WASHINGTON – U.S. Senator Ben Cardin (D-Md.), Ranking Member of the Senate Committee on Foreign Relations, released the following statement Monday ahead of President Barack Obama’s hosting of a Leaders’ Summit on the Global Refugee Crisis on the margins of UN General Assembly. The Summit seeks to galvanize significant new commitments to increase funding to humanitarian appeals and international organizations, admit more refugees through resettlement or other legal pathways, and increase refugees’ self-reliance and inclusion through opportunities for education and legal work:

“I applaud President Obama for his recognition of the urgent need for all countries to do more to address the massive level of human displacement worldwide, including his recent announcement that the United States will aim to take in 110,000 refugees in 2017.

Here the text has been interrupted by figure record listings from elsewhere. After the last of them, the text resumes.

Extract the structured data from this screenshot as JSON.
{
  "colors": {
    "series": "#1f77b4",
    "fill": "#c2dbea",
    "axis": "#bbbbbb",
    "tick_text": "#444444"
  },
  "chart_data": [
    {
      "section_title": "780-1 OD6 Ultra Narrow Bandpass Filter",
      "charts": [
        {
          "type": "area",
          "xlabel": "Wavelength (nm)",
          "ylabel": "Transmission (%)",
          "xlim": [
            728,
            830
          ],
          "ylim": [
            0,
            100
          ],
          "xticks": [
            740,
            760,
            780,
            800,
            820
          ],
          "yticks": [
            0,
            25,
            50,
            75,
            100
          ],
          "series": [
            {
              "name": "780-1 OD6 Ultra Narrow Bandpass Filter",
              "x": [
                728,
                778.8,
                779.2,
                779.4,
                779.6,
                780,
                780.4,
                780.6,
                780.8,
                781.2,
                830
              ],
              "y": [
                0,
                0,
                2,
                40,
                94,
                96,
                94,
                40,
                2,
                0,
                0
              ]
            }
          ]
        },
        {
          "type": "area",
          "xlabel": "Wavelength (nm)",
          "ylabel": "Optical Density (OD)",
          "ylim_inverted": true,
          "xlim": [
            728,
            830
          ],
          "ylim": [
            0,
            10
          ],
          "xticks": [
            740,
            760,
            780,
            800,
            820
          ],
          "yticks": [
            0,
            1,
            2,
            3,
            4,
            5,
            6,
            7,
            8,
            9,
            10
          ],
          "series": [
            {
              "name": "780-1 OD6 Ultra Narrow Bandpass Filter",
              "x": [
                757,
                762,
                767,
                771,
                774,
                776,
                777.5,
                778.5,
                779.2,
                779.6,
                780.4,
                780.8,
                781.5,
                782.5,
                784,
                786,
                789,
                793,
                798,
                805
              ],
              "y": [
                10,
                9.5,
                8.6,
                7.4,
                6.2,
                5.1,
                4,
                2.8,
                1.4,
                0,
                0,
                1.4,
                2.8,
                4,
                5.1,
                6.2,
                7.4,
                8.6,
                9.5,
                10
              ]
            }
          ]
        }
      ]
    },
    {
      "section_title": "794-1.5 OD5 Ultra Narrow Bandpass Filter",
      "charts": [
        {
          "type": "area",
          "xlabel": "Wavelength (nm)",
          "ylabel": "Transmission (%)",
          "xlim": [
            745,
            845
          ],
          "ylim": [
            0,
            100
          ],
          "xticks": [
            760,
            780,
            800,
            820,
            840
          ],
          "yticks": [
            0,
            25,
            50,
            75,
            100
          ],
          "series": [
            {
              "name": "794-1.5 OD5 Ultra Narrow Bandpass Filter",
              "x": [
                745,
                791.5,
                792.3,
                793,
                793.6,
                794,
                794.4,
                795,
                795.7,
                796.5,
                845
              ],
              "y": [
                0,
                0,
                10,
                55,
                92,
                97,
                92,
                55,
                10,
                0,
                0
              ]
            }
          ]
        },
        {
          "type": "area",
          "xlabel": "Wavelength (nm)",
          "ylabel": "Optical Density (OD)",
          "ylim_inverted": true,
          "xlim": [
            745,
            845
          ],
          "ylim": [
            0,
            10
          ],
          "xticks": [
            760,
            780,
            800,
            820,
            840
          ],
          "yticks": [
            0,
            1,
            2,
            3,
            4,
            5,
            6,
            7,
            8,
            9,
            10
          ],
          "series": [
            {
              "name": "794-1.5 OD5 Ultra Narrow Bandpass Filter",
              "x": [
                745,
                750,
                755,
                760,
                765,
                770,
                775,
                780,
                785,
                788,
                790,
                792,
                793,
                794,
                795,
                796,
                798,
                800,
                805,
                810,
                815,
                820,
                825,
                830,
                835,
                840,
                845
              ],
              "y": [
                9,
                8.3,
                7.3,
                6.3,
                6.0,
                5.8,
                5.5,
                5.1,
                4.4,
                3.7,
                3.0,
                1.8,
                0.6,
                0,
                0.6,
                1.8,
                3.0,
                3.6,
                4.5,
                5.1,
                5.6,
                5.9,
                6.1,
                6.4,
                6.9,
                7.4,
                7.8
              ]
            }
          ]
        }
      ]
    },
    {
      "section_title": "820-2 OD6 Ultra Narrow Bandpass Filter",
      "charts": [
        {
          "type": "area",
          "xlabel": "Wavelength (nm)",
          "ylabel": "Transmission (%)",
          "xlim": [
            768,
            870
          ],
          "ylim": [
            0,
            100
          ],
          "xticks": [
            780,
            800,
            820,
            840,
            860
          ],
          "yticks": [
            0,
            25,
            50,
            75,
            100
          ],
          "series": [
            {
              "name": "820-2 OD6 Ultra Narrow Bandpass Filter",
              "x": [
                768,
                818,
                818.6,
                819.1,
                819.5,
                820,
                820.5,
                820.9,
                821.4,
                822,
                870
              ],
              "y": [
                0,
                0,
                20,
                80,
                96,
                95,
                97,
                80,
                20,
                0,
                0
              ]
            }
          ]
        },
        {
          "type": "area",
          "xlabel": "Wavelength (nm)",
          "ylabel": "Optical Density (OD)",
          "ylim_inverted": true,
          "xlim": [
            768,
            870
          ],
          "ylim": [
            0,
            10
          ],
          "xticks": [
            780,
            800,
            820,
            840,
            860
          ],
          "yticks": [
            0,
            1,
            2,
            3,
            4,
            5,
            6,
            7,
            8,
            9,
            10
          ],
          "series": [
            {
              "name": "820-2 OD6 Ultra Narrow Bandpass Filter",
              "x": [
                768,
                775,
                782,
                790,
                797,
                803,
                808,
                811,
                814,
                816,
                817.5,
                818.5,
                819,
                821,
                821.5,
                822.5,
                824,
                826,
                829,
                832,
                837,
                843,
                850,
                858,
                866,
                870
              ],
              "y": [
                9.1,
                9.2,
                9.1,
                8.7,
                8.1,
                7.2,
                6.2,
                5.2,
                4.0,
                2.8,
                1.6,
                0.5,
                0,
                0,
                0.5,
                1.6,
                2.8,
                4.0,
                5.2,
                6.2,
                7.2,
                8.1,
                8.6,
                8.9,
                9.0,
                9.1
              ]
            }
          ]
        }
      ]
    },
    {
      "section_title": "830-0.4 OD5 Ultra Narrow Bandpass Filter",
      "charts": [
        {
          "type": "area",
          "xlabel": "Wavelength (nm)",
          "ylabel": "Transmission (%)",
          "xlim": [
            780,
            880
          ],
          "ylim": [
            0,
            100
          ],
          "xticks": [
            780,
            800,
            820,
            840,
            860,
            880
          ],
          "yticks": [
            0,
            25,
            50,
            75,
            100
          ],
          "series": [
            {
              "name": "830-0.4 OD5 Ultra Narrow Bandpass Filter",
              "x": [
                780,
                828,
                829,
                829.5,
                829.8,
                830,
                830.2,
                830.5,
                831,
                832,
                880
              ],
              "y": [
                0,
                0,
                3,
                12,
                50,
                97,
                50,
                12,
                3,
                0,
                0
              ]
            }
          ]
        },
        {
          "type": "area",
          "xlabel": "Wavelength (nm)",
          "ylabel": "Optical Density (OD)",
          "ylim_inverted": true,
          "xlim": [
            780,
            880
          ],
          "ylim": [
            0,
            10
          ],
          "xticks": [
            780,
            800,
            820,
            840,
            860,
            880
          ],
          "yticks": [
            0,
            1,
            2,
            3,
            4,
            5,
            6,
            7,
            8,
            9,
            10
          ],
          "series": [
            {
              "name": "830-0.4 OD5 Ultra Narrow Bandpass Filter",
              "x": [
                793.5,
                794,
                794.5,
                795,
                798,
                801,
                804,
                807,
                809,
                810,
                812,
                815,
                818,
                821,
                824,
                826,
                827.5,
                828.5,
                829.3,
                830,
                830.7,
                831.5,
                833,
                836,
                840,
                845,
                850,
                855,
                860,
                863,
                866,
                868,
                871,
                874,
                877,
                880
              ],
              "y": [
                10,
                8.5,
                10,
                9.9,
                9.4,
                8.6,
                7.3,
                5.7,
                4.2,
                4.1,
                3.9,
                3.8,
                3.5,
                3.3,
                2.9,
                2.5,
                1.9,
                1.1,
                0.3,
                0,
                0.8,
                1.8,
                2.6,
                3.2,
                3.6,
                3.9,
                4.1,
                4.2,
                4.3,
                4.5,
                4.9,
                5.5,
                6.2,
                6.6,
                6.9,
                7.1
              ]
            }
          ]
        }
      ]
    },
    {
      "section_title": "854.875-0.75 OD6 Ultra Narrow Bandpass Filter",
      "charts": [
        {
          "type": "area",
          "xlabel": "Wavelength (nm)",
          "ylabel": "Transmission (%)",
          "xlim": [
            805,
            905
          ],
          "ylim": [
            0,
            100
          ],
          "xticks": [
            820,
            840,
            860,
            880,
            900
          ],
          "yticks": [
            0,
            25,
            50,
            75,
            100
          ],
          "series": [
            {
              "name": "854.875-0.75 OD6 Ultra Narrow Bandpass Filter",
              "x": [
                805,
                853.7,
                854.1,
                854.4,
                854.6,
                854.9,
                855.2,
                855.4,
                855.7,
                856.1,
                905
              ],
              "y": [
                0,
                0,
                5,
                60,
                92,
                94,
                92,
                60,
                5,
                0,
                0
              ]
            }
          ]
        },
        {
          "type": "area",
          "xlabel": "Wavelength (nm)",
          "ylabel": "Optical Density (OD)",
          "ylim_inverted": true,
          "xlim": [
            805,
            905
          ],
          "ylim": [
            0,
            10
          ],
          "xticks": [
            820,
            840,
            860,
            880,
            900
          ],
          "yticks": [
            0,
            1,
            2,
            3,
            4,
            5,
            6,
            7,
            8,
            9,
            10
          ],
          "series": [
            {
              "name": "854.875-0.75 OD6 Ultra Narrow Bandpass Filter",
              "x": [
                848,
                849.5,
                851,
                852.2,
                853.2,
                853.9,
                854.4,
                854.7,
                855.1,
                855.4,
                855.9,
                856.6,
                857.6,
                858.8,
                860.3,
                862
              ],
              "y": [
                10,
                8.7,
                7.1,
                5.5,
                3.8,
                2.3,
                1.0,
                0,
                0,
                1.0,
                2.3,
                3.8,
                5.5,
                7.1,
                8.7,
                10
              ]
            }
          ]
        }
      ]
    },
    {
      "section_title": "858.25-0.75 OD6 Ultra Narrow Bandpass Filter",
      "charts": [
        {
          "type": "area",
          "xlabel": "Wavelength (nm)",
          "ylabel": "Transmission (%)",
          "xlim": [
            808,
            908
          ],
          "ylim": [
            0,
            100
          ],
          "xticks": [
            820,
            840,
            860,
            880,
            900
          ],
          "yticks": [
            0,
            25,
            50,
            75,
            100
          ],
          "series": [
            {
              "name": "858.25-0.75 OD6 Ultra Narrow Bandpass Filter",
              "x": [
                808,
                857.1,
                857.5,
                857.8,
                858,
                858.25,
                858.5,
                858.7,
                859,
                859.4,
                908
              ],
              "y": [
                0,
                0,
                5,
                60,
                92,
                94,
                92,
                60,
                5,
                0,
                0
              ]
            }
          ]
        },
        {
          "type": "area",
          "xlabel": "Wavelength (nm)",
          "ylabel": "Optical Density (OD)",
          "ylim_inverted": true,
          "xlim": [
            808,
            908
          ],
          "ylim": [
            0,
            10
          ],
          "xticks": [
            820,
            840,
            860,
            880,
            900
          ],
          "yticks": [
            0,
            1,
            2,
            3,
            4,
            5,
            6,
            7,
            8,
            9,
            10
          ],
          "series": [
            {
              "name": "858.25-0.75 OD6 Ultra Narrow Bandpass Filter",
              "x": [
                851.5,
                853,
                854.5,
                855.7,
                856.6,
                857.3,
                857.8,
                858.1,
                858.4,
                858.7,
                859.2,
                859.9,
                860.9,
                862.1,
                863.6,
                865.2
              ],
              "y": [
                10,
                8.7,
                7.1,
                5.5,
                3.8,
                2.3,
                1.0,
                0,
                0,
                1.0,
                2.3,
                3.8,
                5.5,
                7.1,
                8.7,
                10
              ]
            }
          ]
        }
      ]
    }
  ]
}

 “We are in the midst of the greatest refugee crisis since the Second World War.  Wars, mass atrocities, and repression have forced more than 60 million people to flee their homes, more than half of them children. To help put that number in perspective, that’s the equivalent of one out of every five Americans becoming a refugee.  This is a global crisis which, like the people at the heart of it, crosses borders, seas, and continents. And yet, instead of a united front and a strategic effort, the refugee challenge has divided the international community, leaving the lion’s share of the response to a small number of countries, stretching our international humanitarian system to the breaking point, and putting millions of innocent people in dire situations.  

“I am hopeful President Obama’s summit will serve as a catalyst to get more countries off the sidelines and be part of the solution. Millions of lives depend on it.”